Monetite addition into gelatin based freeze-dried scaffolds for improved mechanical and osteogenic properties

Abstract

This study was aimed at fabricating monetite nanoparticles impregnated gelatin based composite scaffold to improve chemical, mechanical and osteogenic properties. Scaffolds were fabricated using freeze drying technique of the slurry containing varying proportion of gelatin and monetite. The lyophilized scaffolds were cross-linked with 0.25 wt% glutaraldehyde (GTA) solution to obtain 3D interconnected porous microstructure with improved mechanical strength and stability in physiological environment. The fabricated scaffolds possessed > 80% porosity having 3D interconnected pore size distribution varying between 65–270 μm as evident from Field emission scanning electron microscopy (FE-SEM) analysis. Average pore size of the prepared scaffold decreased with monetite addition as reflected in values of 210 m for pure gelatin GM0 scaffold and 118 μm registered by GM20 scaffold. On increase in monetite content upto 20 wt% of total polymer concentration, compressive strength of the prepared scaffolds was increased from 0.92 MPa in pure gelatin based GM0 to 2.43 MPa in GM20. Upto 20 wt% of monetite reinforced composite scaffolds exhibited higher bioactivity as compared to that observed in pure gelatin based GM0 scaffold.
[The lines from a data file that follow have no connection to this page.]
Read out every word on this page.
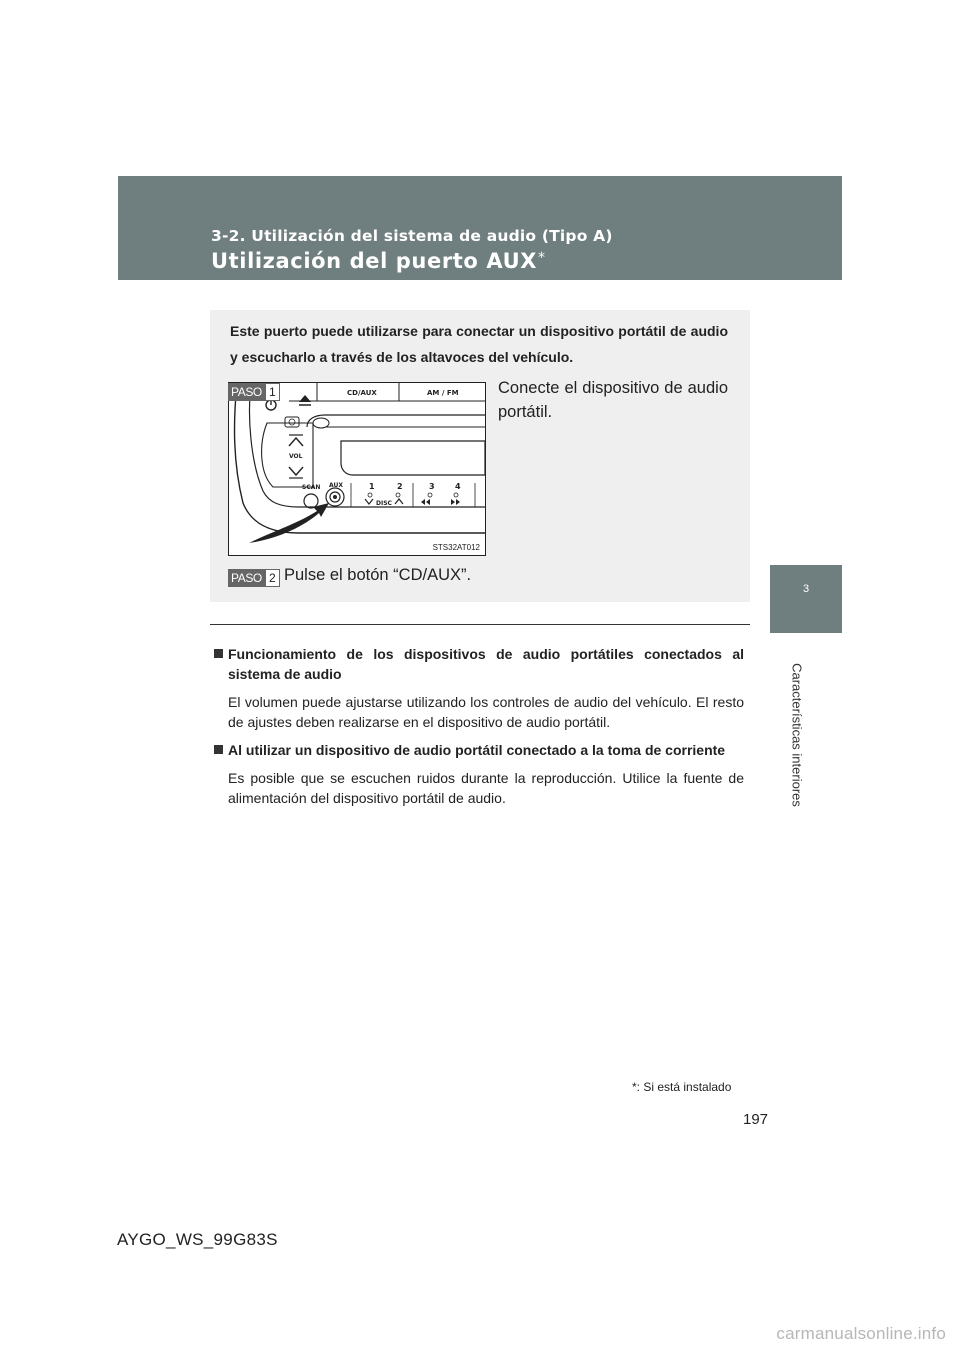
3-2. Utilización del sistema de audio (Tipo A)
Utilización del puerto AUX*
3
Características interiores
Este puerto puede utilizarse para conectar un dispositivo portátil de audio y escucharlo a través de los altavoces del vehículo.
CD/AUX	AM / FM
VOL
SCAN AUX	1	2	3	4
DISC
STS32AT012
PASO 1	Conecte el dispositivo de audio portátil.
PASO 2 Pulse el botón “CD/AUX”.
Funcionamiento de los dispositivos de audio portátiles conectados al sistema de audio
El volumen puede ajustarse utilizando los controles de audio del vehículo. El resto de ajustes deben realizarse en el dispositivo de audio portátil.
Al utilizar un dispositivo de audio portátil conectado a la toma de corriente
Es posible que se escuchen ruidos durante la reproducción. Utilice la fuente de alimentación del dispositivo portátil de audio.
*: Si está instalado
197
AYGO_WS_99G83S
carmanualsonline.info
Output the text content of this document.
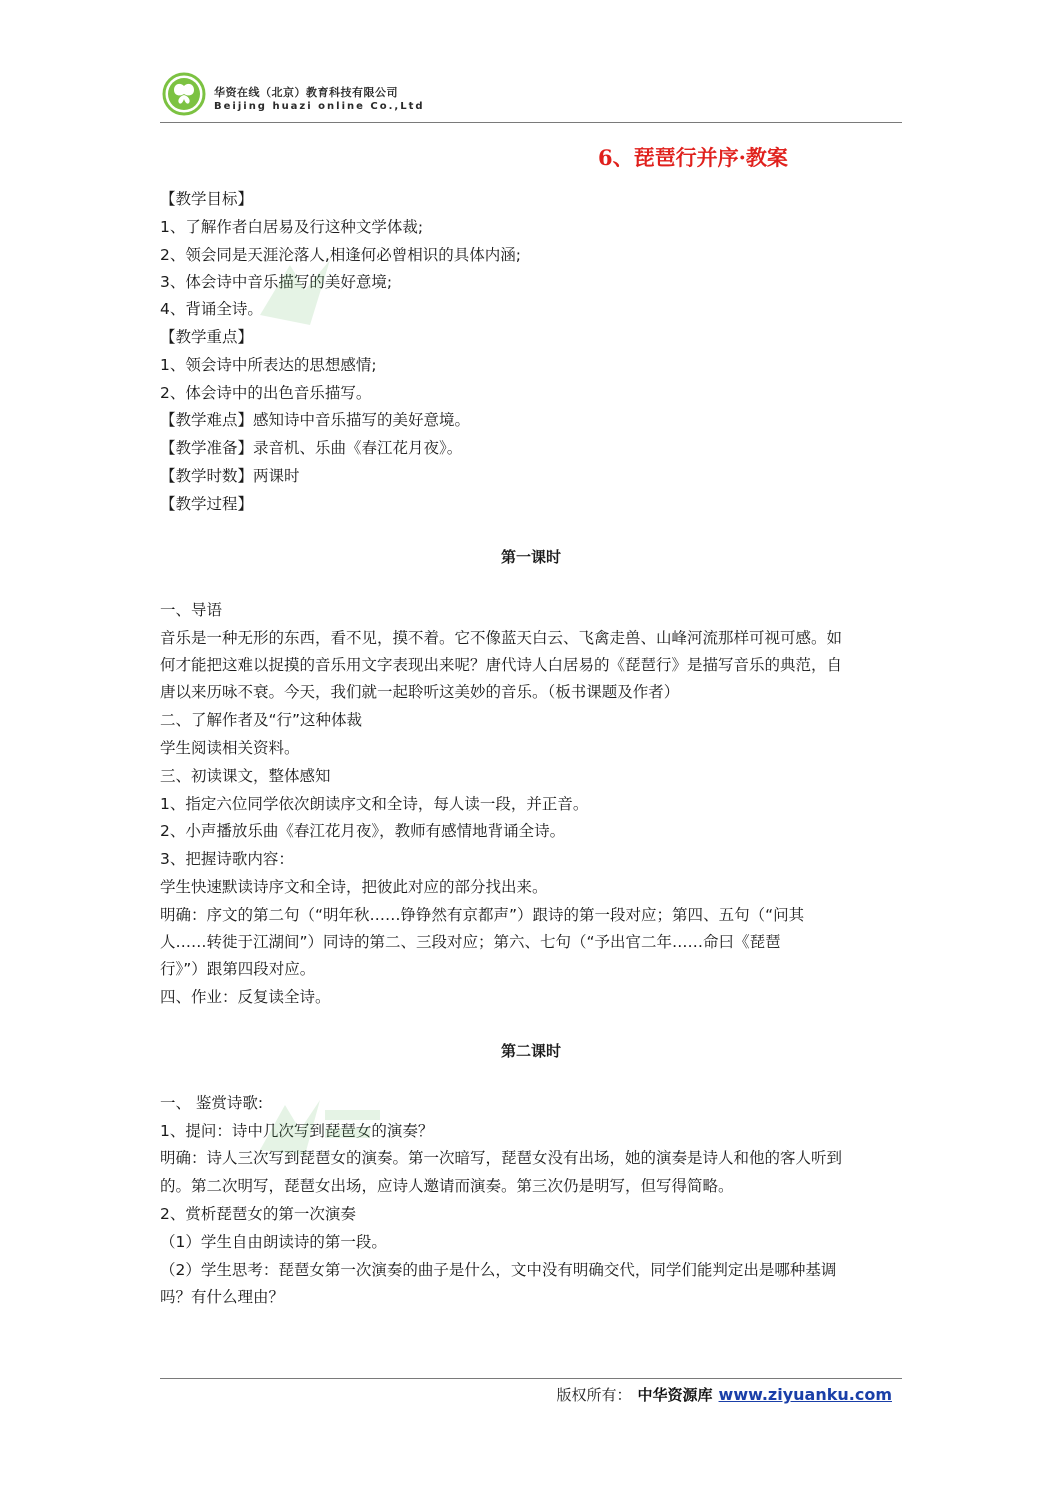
华资在线（北京）教育科技有限公司
Beijing huazi online Co.,Ltd
6、琵琶行并序·教案
【教学目标】
1、了解作者白居易及行这种文学体裁;
2、领会同是天涯沦落人,相逢何必曾相识的具体内涵;
3、体会诗中音乐描写的美好意境;
4、背诵全诗。
【教学重点】
1、领会诗中所表达的思想感情;
2、体会诗中的出色音乐描写。
【教学难点】感知诗中音乐描写的美好意境。
【教学准备】录音机、乐曲《春江花月夜》。
【教学时数】两课时
【教学过程】
第一课时
一、导语
音乐是一种无形的东西，看不见，摸不着。它不像蓝天白云、飞禽走兽、山峰河流那样可视可感。如
何才能把这难以捉摸的音乐用文字表现出来呢？唐代诗人白居易的《琵琶行》是描写音乐的典范，自
唐以来历咏不衰。今天，我们就一起聆听这美妙的音乐。（板书课题及作者）
二、了解作者及“行”这种体裁
学生阅读相关资料。
三、初读课文，整体感知
1、指定六位同学依次朗读序文和全诗，每人读一段，并正音。
2、小声播放乐曲《春江花月夜》，教师有感情地背诵全诗。
3、把握诗歌内容：
学生快速默读诗序文和全诗，把彼此对应的部分找出来。
明确：序文的第二句（“明年秋……铮铮然有京都声”）跟诗的第一段对应；第四、五句（“问其
人……转徙于江湖间”）同诗的第二、三段对应；第六、七句（“予出官二年……命曰《琵琶
行》”）跟第四段对应。
四、作业：反复读全诗。
第二课时
一、 鉴赏诗歌:
1、提问：诗中几次写到琵琶女的演奏？
明确：诗人三次写到琵琶女的演奏。第一次暗写，琵琶女没有出场，她的演奏是诗人和他的客人听到
的。第二次明写，琵琶女出场，应诗人邀请而演奏。第三次仍是明写，但写得简略。
2、赏析琵琶女的第一次演奏
（1）学生自由朗读诗的第一段。
（2）学生思考：琵琶女第一次演奏的曲子是什么，文中没有明确交代，同学们能判定出是哪种基调
吗？有什么理由？
版权所有： 中华资源库 www.ziyuanku.com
SBF study and alizarin red assays confirmed higher bio-mineralization ability of GM20 as compared to that exhibited by GM0. Human preosteoblast cells (MG-63) revealed higher degree of fillopodia and lamellopodia extensions and excellent spreading behavior to anchor with GM20 matrix as compared to that onto GM10, GM0. MTT assay and alkaline phosphatase (ALP) staining study indicated that MG-63 cells found more conducive environment to proliferate and subsequently differentiate into osteoblast lineage when exposed to GM20 scaffolds rather than to GM10, GM0, and. This study revealed that upto 20 wt% monetite addition in gelatin could improve the performance of prepared scaffolds and serve as an efficient candidate to repair and regenerate bone tissues at musculoskeletal defect sites.